How stable is Pyro?

Hey guys,

I have been experimenting with Pyro, coming from Stan and Pymc3 and I quite like it. I have introduced my coworkers to it, but many of them lack expertise in probabilistic programming and while they do get the main ideas of priors and posteriors, they aren’t familiar enough with many of the concepts to easily digest frameworks like pyro. So, some of them have asked me if I could write a wrapper for some of the more common models we use, like linear regression and basic time series.

I would like to do this, but I am not sure how stable the Pyro API and inference tools are since everything is still in beta. I guess I would like to know if there are any plans to make serious changes to Pyro as it heads towards its official release, or if the current version is stable enough to write a wrapper around the API and have it not break in the near future (or give bad results with simple models)

Thoughts?

Hi @nliittsc,

tl;dr Pyro is at least as stable as PyTorch.

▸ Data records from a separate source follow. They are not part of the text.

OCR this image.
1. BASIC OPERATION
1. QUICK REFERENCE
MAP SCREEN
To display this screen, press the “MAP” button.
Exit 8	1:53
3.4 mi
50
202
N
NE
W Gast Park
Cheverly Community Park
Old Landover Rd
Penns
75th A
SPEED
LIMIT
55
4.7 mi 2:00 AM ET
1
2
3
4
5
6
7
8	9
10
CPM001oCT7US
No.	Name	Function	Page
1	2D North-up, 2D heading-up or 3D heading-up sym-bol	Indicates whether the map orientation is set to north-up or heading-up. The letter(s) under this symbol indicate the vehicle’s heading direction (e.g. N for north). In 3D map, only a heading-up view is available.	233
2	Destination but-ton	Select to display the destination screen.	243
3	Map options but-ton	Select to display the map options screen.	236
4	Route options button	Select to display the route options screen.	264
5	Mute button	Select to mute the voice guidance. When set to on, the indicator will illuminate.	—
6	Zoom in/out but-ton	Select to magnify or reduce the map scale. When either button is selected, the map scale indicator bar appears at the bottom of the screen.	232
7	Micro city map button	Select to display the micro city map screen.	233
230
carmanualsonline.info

Consider adding to pyro.contrib.

We don’t foresee major language changes in the 1-year time span, and historically PyTorch has made more breaking changes than Pyro between minor releases. In general we value all the great documentation and tutorial material out there, and we’ve tried to avoid change so as to keep all of that material relevant. Most of our current effort is in building alternate backends that aim to be compatible with the Pyro language (e.g. JAX, Funsor, maybe Birch).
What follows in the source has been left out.